On paper, As One seems perfect. At a time when high-profile trans stories with trans people in the creative team are still few and far between, As One—an opera with music by Laura Kaminsky and words by Mark Campbell and Kimberly Reed—not only has a trans co-librettist, it’s also been named one of the most-produced new operas in North America by Opera America in 2017/2018.
Yet, if you talk to trans artists in opera, you’ll quickly find that most are lukewarm about the show at best. What accounts for this disconnect?
Many of the reservations stem from its casting. The show is about a single protagonist, Hannah, a trans woman, but she is portrayed by two different singers simultaneously: Hannah Before, a baritone, and Hannah After, a mezzo-soprano. Hannah Before generally represents Hannah’s younger, pre-transition self (when she was living as a man), while Hannah After represents her older, post-transition self (when she starts living as a woman). Reed, the opera’s trans co-librettist, describes this as a way of representing the mix of masculinity and femininity that she sees in each of us.
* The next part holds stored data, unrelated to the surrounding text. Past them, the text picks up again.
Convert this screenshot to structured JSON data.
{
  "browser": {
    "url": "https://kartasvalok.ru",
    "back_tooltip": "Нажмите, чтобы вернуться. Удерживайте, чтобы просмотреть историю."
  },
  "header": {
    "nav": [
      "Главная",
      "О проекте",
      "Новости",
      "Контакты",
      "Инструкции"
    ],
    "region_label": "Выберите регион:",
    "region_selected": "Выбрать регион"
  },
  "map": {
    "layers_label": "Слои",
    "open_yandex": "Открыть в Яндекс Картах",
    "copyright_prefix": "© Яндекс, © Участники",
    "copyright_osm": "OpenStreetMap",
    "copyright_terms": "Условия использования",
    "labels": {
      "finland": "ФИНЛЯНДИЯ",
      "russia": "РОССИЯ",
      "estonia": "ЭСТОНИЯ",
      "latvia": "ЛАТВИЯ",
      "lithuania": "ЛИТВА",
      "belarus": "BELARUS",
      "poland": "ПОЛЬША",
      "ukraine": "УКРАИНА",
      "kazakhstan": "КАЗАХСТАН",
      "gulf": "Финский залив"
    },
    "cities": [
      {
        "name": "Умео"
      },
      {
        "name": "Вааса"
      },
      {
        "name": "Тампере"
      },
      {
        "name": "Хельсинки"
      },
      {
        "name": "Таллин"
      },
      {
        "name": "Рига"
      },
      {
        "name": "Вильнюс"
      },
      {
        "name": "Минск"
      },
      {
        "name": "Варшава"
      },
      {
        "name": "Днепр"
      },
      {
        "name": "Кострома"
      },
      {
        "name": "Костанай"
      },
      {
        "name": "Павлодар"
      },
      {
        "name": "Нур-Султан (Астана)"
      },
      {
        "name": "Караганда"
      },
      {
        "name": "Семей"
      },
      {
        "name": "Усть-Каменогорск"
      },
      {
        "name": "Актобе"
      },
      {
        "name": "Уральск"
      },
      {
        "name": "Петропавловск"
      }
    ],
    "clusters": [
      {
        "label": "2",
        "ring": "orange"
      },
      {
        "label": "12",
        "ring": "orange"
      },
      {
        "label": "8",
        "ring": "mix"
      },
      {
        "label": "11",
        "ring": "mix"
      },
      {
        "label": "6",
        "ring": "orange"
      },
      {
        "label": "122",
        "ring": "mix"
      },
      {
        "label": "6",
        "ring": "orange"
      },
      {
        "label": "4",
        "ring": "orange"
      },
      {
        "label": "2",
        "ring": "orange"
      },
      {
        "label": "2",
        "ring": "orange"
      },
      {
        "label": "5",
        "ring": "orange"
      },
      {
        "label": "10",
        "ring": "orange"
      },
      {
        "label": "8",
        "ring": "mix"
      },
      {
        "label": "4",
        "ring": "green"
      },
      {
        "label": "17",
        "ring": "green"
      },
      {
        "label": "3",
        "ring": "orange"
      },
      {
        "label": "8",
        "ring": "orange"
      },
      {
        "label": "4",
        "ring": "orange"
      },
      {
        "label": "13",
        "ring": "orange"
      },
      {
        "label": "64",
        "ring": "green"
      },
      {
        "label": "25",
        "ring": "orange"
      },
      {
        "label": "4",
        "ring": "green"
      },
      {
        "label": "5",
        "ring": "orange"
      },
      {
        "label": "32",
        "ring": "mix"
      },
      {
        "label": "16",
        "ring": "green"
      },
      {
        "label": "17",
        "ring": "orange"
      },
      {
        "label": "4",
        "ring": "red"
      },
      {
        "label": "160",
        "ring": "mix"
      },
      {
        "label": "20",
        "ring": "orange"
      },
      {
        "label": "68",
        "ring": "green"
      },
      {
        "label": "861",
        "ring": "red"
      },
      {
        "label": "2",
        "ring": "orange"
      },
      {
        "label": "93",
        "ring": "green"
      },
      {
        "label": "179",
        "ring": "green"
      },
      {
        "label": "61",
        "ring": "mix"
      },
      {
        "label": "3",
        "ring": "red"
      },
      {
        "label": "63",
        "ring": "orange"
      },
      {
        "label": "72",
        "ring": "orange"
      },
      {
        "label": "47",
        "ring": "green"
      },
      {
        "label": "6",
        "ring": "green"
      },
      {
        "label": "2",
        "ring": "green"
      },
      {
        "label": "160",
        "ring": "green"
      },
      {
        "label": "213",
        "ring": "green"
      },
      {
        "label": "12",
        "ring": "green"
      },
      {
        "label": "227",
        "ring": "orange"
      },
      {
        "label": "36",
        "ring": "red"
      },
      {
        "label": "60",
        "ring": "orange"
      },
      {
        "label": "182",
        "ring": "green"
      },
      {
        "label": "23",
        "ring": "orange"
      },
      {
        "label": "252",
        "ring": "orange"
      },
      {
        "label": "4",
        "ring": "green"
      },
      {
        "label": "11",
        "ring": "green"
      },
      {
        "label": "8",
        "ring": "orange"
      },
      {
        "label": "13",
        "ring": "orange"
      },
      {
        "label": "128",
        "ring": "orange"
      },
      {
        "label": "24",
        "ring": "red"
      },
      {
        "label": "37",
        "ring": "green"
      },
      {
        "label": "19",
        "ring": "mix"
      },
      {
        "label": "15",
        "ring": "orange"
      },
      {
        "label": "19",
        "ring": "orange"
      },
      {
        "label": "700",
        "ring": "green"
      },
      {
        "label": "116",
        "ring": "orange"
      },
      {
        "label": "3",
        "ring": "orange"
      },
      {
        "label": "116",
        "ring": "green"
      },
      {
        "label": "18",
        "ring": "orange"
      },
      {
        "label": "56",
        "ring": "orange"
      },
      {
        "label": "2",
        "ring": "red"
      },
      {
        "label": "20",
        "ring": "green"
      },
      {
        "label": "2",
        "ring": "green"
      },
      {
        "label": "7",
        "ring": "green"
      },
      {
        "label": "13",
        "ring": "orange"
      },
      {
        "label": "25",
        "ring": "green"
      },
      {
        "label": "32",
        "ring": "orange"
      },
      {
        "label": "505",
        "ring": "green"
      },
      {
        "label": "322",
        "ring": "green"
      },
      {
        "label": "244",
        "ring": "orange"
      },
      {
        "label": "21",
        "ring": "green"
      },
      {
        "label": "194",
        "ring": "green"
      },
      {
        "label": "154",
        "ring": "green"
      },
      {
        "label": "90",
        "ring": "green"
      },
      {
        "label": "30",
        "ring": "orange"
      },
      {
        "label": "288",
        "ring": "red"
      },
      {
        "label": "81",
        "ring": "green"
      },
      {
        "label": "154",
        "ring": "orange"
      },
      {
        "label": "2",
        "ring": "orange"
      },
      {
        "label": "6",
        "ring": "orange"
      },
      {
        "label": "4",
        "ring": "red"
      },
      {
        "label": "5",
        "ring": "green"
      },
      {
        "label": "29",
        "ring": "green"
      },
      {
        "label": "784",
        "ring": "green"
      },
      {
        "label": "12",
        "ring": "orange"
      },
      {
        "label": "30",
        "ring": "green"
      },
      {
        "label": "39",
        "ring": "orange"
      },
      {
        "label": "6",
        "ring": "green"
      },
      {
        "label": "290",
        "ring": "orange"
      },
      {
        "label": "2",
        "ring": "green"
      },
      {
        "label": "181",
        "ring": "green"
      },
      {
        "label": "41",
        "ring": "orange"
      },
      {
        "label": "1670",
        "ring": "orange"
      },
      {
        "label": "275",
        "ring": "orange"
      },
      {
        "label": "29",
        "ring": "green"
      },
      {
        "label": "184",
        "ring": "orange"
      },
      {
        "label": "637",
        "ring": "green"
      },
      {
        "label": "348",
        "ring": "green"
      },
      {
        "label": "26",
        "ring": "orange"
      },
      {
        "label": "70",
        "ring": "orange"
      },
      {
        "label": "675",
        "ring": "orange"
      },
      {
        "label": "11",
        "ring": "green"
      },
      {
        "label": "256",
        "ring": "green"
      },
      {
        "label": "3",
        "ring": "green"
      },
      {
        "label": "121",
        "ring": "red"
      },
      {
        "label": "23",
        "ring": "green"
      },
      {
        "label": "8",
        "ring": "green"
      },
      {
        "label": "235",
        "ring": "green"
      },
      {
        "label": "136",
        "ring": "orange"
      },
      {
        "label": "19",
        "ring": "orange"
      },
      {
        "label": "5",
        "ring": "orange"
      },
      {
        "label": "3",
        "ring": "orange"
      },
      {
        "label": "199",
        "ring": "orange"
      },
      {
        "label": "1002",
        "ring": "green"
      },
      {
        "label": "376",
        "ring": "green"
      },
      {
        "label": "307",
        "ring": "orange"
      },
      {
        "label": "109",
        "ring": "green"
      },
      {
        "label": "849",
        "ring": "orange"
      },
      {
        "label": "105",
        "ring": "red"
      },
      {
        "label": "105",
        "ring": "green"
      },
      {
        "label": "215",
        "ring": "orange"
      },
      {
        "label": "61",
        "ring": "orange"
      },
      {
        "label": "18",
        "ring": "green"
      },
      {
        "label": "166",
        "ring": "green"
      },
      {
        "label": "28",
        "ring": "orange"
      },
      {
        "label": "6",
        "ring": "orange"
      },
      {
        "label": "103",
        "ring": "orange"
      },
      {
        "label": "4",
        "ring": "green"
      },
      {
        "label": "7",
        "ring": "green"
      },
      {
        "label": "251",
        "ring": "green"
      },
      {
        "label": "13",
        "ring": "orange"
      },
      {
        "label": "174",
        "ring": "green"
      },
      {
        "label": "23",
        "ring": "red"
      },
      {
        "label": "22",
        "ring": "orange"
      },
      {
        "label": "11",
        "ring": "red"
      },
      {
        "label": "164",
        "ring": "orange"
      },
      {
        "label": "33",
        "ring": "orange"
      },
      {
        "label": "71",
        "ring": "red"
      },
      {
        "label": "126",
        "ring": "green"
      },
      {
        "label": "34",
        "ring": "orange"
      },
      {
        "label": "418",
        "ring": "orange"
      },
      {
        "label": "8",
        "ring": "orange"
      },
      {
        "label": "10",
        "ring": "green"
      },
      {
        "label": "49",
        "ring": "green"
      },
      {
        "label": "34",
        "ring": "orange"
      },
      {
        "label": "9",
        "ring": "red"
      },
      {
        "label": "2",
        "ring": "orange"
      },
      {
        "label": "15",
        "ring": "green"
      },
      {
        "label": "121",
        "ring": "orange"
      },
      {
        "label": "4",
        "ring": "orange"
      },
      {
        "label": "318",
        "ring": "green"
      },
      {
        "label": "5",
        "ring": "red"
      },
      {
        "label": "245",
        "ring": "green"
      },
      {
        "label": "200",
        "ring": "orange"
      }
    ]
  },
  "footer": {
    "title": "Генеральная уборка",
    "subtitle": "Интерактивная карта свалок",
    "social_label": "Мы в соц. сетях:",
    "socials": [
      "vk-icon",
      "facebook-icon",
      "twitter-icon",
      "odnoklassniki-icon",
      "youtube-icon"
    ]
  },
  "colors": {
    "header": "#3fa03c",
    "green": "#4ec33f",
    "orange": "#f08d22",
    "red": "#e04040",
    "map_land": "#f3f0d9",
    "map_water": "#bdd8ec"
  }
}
This is where the problems start. Since Hannah Before represents both pre-transition Hannah and her masculinity, it makes sense to cast a man in that role, just as it makes sense to cast a woman to play Hannah After. Ideally, since this is a show about a trans woman, one would cast a trans woman specifically. Unfortunately, Kaminsky’s music makes that almost impossible.
The reason is one that’s familiar from puberty: hormones.
Among its many effects, testosterone deepens the human voice, but this change isn’t reversible — once your voice drops, it stays dropped, even if you switch from having a lot of testosterone in your body to a lot of estrogen instead. This means that most trans women sing in the tenor or baritone range. I can count the number of trans women who are professional operatic mezzo-sopranos on one hand. As One’s music excludes almost all trans women from the role of Hannah After.
As a result, Hannah After is almost always played by a cis woman, as she was in Orchestra classique de Montréal’s Nov. 20th production (a cis woman is simply any woman who isn’t trans).
This has several unfortunate consequences.
The first is that it implies that cis women are the ideal of “real” womanhood which trans women are imperfectly attempting to copy. Because Hannah After represents Hannah’s femininity, the role inherently presents an ideal of what it means to be a woman. Casting a cis woman in the role says that to be a woman is to be a cis woman, specifically.
The idea that cis women are ‘realer’ than trans women gets trans women killed. There’s a well-attested pattern wherein straight cis men find trans women attractive (because straight men like women and trans women are women) but then, because trans women aren’t cis women (and these men think that only cis women are “real” women) these men worry that liking trans women means they’re gay.
Since that’s a threat to their sense of self, they resort to violence to resolve the contradiction. In the year since last year’s Trans Day of Remembrance alone, at least 350 trans people were murdered, the majority of them trans women of colour, making this the deadliest year on record. These patterns are much more dangerous for trans women who aren’t white, and similarly for those who do sex work.
If that weren’t bad enough, the results of casting cis actors to play trans characters are artistically sub-par. Instead of playing the character, cis actors often play the character’s transness, reducing our lives to a costume to be donned and taken off at will. Our lives are not a costume; we cannot simply stop being trans at the end of a day’s rehearsal.
This feeds into a larger issue: casting cis actors amplifies the wrong voices in conversations about trans lives. This is apparent in the interview after the Orchestra classique de Montréal production. Singers Phillip Addis and Sarah Bissonnette spoke eloquently about gaining a new understanding of trans lives, but they cannot speak about the experience of living those lives, because they don’t. Tranna Wintour did her best to guide the conversation deftly through the post-performance panel, but she remained in the seat of the interviewer while cis allies were given a platform to speak.
The result is dehumanizing–trans communities treated as objects of study, not as experts in our own right.
Short of re-writing the score, there’s not much to be done for As One. Despite the good it’s done by introducing people to the basics of trans existence—and I do think it’s done good here—it’s a show that amplifies cis voices, elicits sub-par performances, and strengthens the very ideas that lead to the violence that Trans Day of Remembrance commemorates. It’s a pity that such a popular work has these flaws; let’s hope the next viral opera about trans people will do better.